By: Ahmed Yasser
CAIRO, Apr.2. (SEE)- You still have plenty of time to start reading good and entertaining books.
*Adventures of the Comma Queen by Mary Norris
If you haven’t read Norris’s ode to good grammar, buy it together with her new book and you’ll have at least two days of delightful reading. A New Yorker copy editor, Norris this time delivers an appreciation of Greece, plus a look at how that country’s language influenced ours.
*Has the Human Game Begun to Play Itself Out? by Bill McKibben
McKibben wrote “The End of Nature 30 years ago, an early warning about climate change and his new book is another sobering call to arms.
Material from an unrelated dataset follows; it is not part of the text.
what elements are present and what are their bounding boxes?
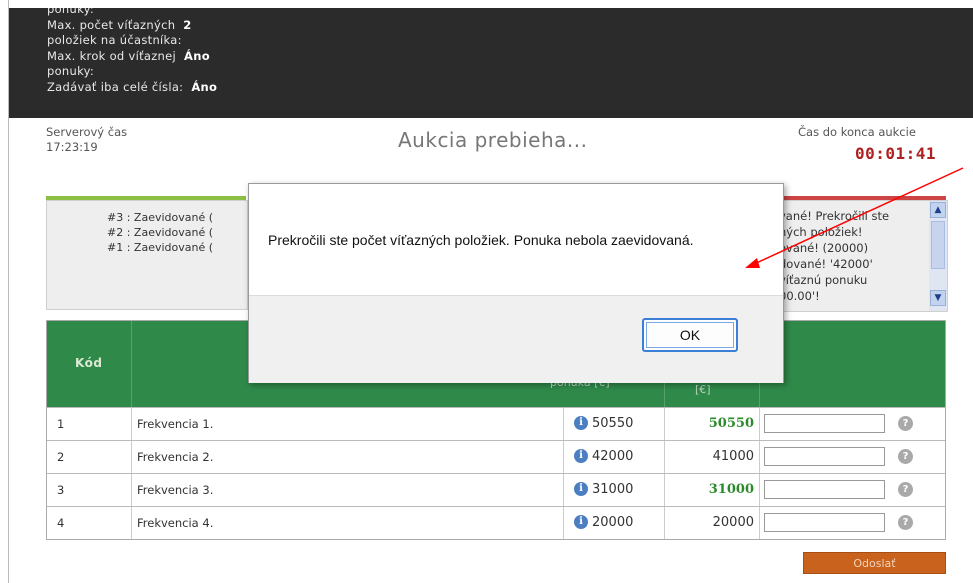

McKibben, aims to demonstrate what people around the world can do to protect Earth reminds us that as we drain critical resources we’re also moving toward draining our own ties to the planet and to each other.
*Unlikely Adventures of the Shergill Sisters by Balli Kaur
This new novel is a female take on the Indian travel narrative that involves three sisters of Indian descent who were born and raised in England, so they’re on unfamiliar ground even as they fit right in.
* Poisonwood Bible
The Poisonwood Bible is a story told by the wife and four daughters of Nathan Price، a fierce، evangelical Baptist who takes his family and mission to the Belgian Congo in 1959. They carry with them everything they believe they will need from home. What follows is a suspenseful epic of one family’s tragic undoing and remarkable reconstruction over the course of three decades in postcolonial Africa.
The novel is set against one of the most dramatic political chronicles of the 12th century, the Congo’s fight for independence from Belgium the murder of its first elected prime minister.
*Team of Teams by ”Stanley McChrystal’
”Stanley McChrystal”, the retired US Army general and bestselling author of ”Team of Teams”, profiles thirteen of history’s great leaders including ”Walt Disney”, ”Coco Chanel” and ”Robert E. Lee” to show that leadership is not what you think it is and never was.
”McChrystal” profiles thirteen famous leaders from a wide range of eras and fields from corporate CEOs to politicians and revolutionaries. He uses their stories to explore how leadership works in practice and to challenge the myths that complicate our thinking about this critical topic.
With ”Plutarch’s” lives as his model he looks at paired sets of leaders who followed unconventional paths to success such as:
”Walt Disney” and ”Coco Chanel” built empires in very different ways. Both had public personas that sharply contrasted with how they lived in private.